Os pesquisadores Hyun Kim e Jack Houston, dos Laboratórios Sandia divulgaram uma pesquisa na qual os papéis da resistência química e da resistência física são explicados separadamente.

As resistências química e física, juntas, causam a fricção. A pesquisa baseou-se no estudo da fricção verificada entre um filme de ouro e uma camada lubrificante de apenas uma macro-molécula de espessura.

Eles demonstraram como a estrutura molecular do lubrificante afeta seu desempenho.

Duas superfícies metálicas deslizam uma sobre a outra mais facilmente se uma molécula extra for adicionada ao lubrificante. O número exato de moléculas do polímero parece ser o fator determinante da capacidade lubrificante, mais do que o tamanho total da cadeia.

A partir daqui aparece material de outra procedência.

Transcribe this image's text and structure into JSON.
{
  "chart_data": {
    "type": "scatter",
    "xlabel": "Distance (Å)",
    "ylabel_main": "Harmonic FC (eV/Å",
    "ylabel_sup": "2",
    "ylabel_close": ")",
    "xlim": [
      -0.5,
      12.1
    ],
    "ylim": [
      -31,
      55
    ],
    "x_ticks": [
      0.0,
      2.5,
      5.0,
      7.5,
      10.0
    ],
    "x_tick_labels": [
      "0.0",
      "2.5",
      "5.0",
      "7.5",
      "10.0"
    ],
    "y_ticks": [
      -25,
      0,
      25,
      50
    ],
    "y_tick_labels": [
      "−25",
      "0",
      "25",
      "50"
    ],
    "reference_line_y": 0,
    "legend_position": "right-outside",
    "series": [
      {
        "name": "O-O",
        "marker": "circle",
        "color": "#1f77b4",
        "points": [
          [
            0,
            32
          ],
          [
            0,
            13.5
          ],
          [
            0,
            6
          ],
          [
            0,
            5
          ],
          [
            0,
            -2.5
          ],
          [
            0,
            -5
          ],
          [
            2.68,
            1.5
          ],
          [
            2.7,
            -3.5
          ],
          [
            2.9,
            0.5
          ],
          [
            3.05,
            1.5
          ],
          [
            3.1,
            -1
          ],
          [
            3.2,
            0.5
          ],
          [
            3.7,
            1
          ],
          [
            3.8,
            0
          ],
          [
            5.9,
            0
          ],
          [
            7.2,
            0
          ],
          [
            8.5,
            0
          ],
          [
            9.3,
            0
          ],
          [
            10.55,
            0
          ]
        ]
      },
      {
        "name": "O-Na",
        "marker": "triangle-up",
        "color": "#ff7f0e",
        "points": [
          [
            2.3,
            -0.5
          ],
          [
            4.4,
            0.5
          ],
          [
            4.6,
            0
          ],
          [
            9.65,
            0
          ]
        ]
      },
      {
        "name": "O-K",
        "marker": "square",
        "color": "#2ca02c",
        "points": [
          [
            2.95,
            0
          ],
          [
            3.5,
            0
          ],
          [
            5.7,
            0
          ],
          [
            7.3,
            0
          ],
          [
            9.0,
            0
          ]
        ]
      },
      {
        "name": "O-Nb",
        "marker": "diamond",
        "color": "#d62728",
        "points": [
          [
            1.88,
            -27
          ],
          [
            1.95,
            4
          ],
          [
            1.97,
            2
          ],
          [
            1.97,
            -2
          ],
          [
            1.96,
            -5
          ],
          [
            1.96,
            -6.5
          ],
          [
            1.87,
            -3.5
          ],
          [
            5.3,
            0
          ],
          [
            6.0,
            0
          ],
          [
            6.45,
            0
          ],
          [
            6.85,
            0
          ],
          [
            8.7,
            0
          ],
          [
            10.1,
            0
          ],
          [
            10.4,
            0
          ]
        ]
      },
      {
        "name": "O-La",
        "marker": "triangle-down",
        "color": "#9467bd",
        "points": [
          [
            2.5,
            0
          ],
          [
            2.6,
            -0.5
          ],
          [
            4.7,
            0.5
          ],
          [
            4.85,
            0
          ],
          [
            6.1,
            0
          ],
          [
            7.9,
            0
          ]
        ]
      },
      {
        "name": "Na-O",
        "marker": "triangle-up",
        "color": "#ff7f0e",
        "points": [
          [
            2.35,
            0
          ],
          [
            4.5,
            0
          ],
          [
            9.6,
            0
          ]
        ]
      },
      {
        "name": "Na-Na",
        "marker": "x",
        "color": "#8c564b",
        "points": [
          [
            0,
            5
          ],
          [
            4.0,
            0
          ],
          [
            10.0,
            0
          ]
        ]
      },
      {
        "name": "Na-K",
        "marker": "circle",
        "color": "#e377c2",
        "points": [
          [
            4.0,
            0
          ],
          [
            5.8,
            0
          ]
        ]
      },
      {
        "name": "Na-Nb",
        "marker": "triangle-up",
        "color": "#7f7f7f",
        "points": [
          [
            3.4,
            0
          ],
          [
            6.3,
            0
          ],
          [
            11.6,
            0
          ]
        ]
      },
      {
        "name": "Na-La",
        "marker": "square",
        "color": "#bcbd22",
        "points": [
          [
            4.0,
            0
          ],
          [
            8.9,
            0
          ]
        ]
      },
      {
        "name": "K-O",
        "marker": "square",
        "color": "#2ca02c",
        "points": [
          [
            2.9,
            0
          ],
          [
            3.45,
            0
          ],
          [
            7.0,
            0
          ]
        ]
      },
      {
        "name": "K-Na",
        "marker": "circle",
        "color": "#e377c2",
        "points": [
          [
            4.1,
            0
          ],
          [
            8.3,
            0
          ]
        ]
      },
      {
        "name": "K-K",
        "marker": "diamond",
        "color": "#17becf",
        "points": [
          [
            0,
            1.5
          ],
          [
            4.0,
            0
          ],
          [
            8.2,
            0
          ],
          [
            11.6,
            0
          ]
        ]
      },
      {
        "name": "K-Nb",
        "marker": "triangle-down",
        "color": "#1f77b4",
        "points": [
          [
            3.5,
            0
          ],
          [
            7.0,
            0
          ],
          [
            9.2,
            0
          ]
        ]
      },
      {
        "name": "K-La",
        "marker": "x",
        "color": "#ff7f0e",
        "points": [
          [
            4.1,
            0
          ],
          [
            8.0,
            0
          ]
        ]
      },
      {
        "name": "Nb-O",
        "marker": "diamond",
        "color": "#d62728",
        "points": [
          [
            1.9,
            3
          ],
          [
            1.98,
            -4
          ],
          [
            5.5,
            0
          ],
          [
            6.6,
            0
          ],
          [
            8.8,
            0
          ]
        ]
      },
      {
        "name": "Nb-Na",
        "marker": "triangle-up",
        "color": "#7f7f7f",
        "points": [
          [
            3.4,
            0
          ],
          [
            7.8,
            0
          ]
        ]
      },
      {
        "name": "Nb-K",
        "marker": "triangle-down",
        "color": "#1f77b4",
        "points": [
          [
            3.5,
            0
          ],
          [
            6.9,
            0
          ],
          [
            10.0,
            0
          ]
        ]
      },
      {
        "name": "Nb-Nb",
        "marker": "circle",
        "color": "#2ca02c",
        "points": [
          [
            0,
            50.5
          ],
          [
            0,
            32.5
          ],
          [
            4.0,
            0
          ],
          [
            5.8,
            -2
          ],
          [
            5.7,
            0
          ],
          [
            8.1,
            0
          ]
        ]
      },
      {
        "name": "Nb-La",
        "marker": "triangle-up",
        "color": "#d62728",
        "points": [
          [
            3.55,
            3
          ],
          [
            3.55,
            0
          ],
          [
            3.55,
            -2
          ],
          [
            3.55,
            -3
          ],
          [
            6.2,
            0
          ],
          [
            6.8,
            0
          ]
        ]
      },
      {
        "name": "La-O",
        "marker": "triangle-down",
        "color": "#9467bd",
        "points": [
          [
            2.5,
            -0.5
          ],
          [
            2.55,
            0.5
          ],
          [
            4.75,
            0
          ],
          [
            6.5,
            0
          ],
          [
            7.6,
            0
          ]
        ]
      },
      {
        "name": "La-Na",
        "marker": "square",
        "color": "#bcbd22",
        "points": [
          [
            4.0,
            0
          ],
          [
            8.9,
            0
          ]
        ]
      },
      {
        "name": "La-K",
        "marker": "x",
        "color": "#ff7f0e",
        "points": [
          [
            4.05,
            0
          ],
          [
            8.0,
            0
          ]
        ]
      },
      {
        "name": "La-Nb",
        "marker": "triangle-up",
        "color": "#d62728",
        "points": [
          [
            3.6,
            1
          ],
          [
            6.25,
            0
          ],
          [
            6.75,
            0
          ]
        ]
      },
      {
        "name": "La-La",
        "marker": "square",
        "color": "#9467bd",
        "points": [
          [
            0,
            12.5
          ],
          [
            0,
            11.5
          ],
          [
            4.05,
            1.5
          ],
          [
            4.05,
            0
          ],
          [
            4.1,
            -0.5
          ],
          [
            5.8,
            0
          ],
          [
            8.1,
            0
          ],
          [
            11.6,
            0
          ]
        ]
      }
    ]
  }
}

Lubrificantes com número ímpar de moléculas têm menor adesão à superfície, embora sejam internamente mais fortemente ligados.

O desenho do polímero muda com o número de moléculas que ele contém. Essa alteração no desenho aumenta ou diminui as forças de atração entre as moléculas.

Se maior força é direcionada para o interior do polímero, menos força fica disponível para que polímero grude na superfície que ele deve lubrificar, aumentando justamente sua capacidade lubrificante.

Como o polímero é inerte, ou seja, não reage quimicamente com a superfície lubrificada, os pesquisadores puderam determinar quanto da fricção é causada apenas pelas forças mecânicas.

Embora o estudo represente um avanço significativo no campo das nano-estruturas, uma das primeiras aplicações vislumbradas é a construção de discos rígidos de computadores mais rápidos.

O aumento na velocidade resultará da construção de equipamentos nos quais a cabeça de leitura ficará mais próxima do disco magnético, sem o perigo de riscá-lo, o que significaria a perda dos dados armazenados.

Quanto mais próxima do disco, maior é a sensibilidade da cabeça de leitura, o que pode resultar em discos que girem mais rápido, recuperando maior quantidade de informação no mesmo tempo.